During the past life regression experience, we appear to access a great storytelling machine that pulls out characters, connections and conflicts from an archetypal, Jungian collective unconscious. At the same time, it can be a tremendous creative aid for storytellers. Among my greatest joys have been working dynamically with creative professionals and artists who use past life regression in this fashion.
Moving Past Past Lives
As I see it, in order to advance past life regression the possibility space must be expanded. The groundbreaking discoveries of 40 years ago are reductive today. Regression taps into parts of the brain and the unconscious that we are only beginning to understand. The narratives that arise are immersive, surprising — simultaneously strange and familiar. The act of exploring these states and interpreting them requires great care.

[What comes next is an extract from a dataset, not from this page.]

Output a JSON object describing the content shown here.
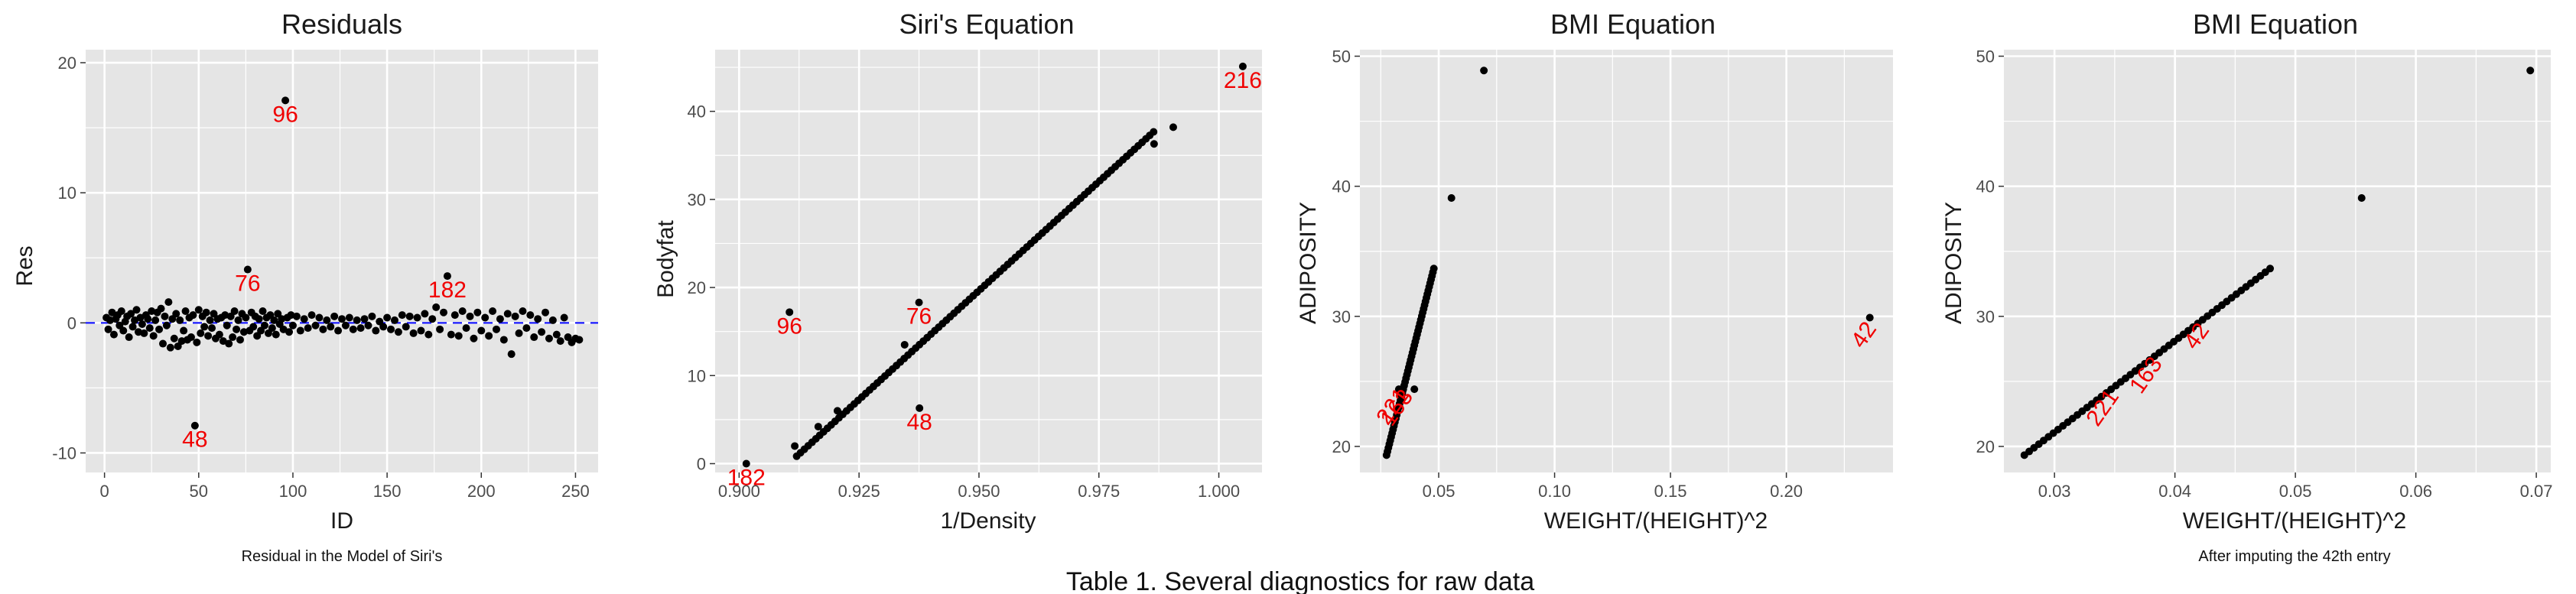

I suggest to my clients and students that they resist the temptation to place their experiences “into a box.” Instead of deciding that what they saw was definitely a past life, or not (or a half-recollection of a book, or a film mixed with a dream…), we should first accept that these stories change as we do. They act as your own personal mythology, and offer new wisdom over time, just like Aesop’s Fables. If we limit our thinking and determine that the experience is definitively this or that, we limit our capacity to learn from it.

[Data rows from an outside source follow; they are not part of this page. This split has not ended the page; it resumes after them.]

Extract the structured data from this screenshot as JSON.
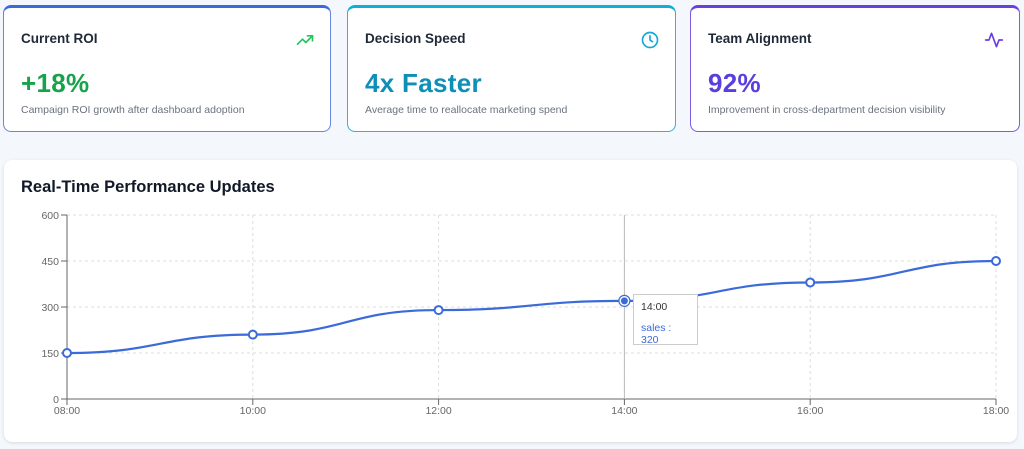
{
  "cards": [
    {
      "id": "roi",
      "title": "Current ROI",
      "value": "+18%",
      "description": "Campaign ROI growth after dashboard adoption",
      "value_color": "#16a34a",
      "icon": "trending-up-icon",
      "icon_color": "#22c55e"
    },
    {
      "id": "speed",
      "title": "Decision Speed",
      "value": "4x Faster",
      "description": "Average time to reallocate marketing spend",
      "value_color": "#0e8fb8",
      "icon": "clock-icon",
      "icon_color": "#14a8d8"
    },
    {
      "id": "team",
      "title": "Team Alignment",
      "value": "92%",
      "description": "Improvement in cross-department decision visibility",
      "value_color": "#5b3ee0",
      "icon": "activity-icon",
      "icon_color": "#6a3fe0"
    }
  ],
  "panel": {
    "title": "Real-Time Performance Updates"
  },
  "tooltip": {
    "label": "14:00",
    "value_text": "sales : 320"
  },
  "chart_data": {
    "type": "line",
    "categories": [
      "08:00",
      "10:00",
      "12:00",
      "14:00",
      "16:00",
      "18:00"
    ],
    "series": [
      {
        "name": "sales",
        "values": [
          150,
          210,
          290,
          320,
          380,
          450
        ],
        "color": "#3b6ad9"
      }
    ],
    "ylim": [
      0,
      600
    ],
    "yticks": [
      0,
      150,
      300,
      450,
      600
    ],
    "grid": true,
    "highlighted_category": "14:00"
  }
}
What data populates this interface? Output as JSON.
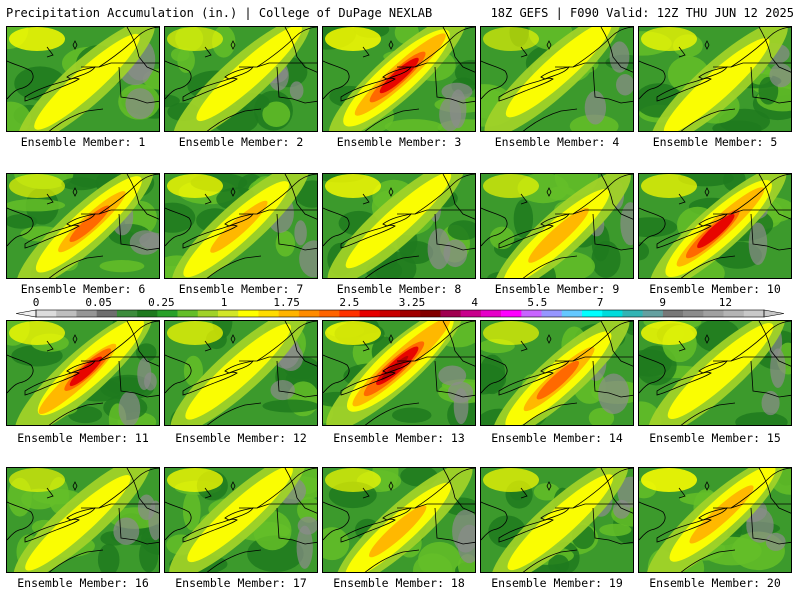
{
  "header": {
    "left_title": "Precipitation Accumulation (in.) | College of DuPage NEXLAB",
    "right_title": "18Z GEFS | F090 Valid: 12Z THU JUN 12 2025"
  },
  "panel_label_prefix": "Ensemble Member: ",
  "members": [
    1,
    2,
    3,
    4,
    5,
    6,
    7,
    8,
    9,
    10,
    11,
    12,
    13,
    14,
    15,
    16,
    17,
    18,
    19,
    20
  ],
  "member_intensity": [
    0.25,
    0.22,
    0.9,
    0.35,
    0.3,
    0.55,
    0.4,
    0.15,
    0.45,
    0.85,
    0.7,
    0.3,
    1.0,
    0.6,
    0.35,
    0.15,
    0.3,
    0.4,
    0.3,
    0.5
  ],
  "colorbar": {
    "tick_labels": [
      "0",
      "0.05",
      "0.25",
      "1",
      "1.75",
      "2.5",
      "3.25",
      "4",
      "5.5",
      "7",
      "9",
      "12"
    ],
    "colors": [
      "#dcdcdc",
      "#bebebe",
      "#969696",
      "#6e6e6e",
      "#3c8c3c",
      "#1e7a1e",
      "#28a028",
      "#64be28",
      "#a0d228",
      "#d2e628",
      "#ffff00",
      "#ffdc00",
      "#ffb400",
      "#ff8c00",
      "#ff6400",
      "#ff3200",
      "#e60000",
      "#c80000",
      "#a00000",
      "#820000",
      "#a00050",
      "#c8008c",
      "#e600c8",
      "#ff00ff",
      "#c864ff",
      "#9696ff",
      "#64c8ff",
      "#00ffff",
      "#00dcdc",
      "#32b4b4",
      "#64a0a0",
      "#787878",
      "#8c8c8c",
      "#a0a0a0",
      "#b4b4b4",
      "#c8c8c8"
    ]
  },
  "map_colors": {
    "green_dark": "#1e7a1e",
    "green": "#3c9a2c",
    "green_light": "#64be28",
    "yellow_green": "#a0d228",
    "yellow": "#ffff00",
    "gold": "#ffb400",
    "orange": "#ff6400",
    "red": "#e60000",
    "dark_red": "#b00000",
    "gray": "#8c8c8c",
    "border": "#000000"
  }
}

As we guess at what occurs after life, I’m often reminded that past life regression is neither a time machine nor a fixed perspective. My sense is that we do not travel into the past or future. But our minds do, all the time. There remains only one time and place where change can happen, and that is in the present. If any one of us somehow managed to possess all the wisdom in the universe, we could still only use it right now.
A teacher once told me that an ocean of knowledge simply cannot fit into the teacup of the mind. In my own practice and in my experiences of past life regression, I’ve come to see the investigation of the afterlife as a rich and seductive area of study, as well as a distraction where the truth can only be guessed.

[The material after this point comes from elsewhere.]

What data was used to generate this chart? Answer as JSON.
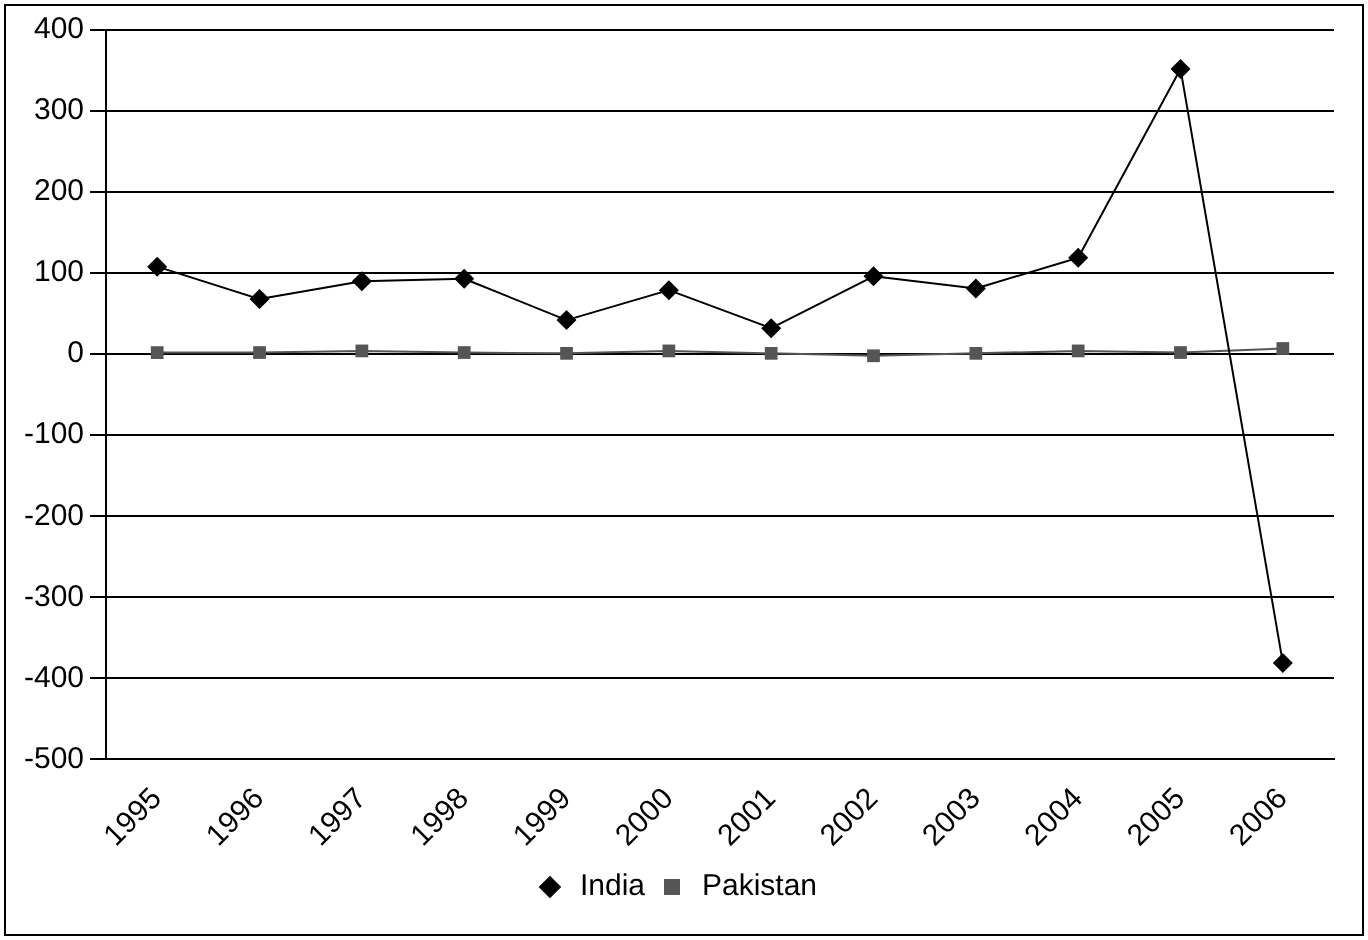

The imperative, as I see it, is to continue these explorations into our consciousness, our selves. Tools like meditation, hypnotherapy and regression therapy remain mysterious. They are misunderstood largely because we lack a common vocabulary to discuss them and their efficacy. Today, when oceans of knowledge literally do exist on the Internet, available on our phones, studies into projections of the self, non-duality and cycles of life can be undertaken in any living room or on any park bench. We can learn to work with our brains, aligning our habits and diets to optimize relaxed learning states. We can use the past as a school and meditate peacefully in waking daily life, exploring the territory with one shared map.
In the Car, with My Dad
I was a teenager returning home from a past life regression workshop that my father had led. We were driving to Morristown, NJ. It was probably a Sunday. I had been with him all day as he worked with a group of about 20 people, leading them in and out of deep trance states and exploring what may be memories of past lives. I was half assistant/half participant.
After a pause in the conversation he said, “I’m kinda looking forward to dying.” Incredulous, I asked what he meant. He responded “I want to know if there are past lives or not.” My father served for a time as the President of the Association for Past Life Research and Therapies.
It remains thrilling to me, the candid omission of a spiritual teacher, expressing his uncertainty in private conversation with his son. The conversations I have with my clients, students, friends and family feel to me as if I’m still in the car with my dad. There we can comfortably express our doubt and marvel together at the mystery. If past life regression has taught me anything, it’s that we are all in this together.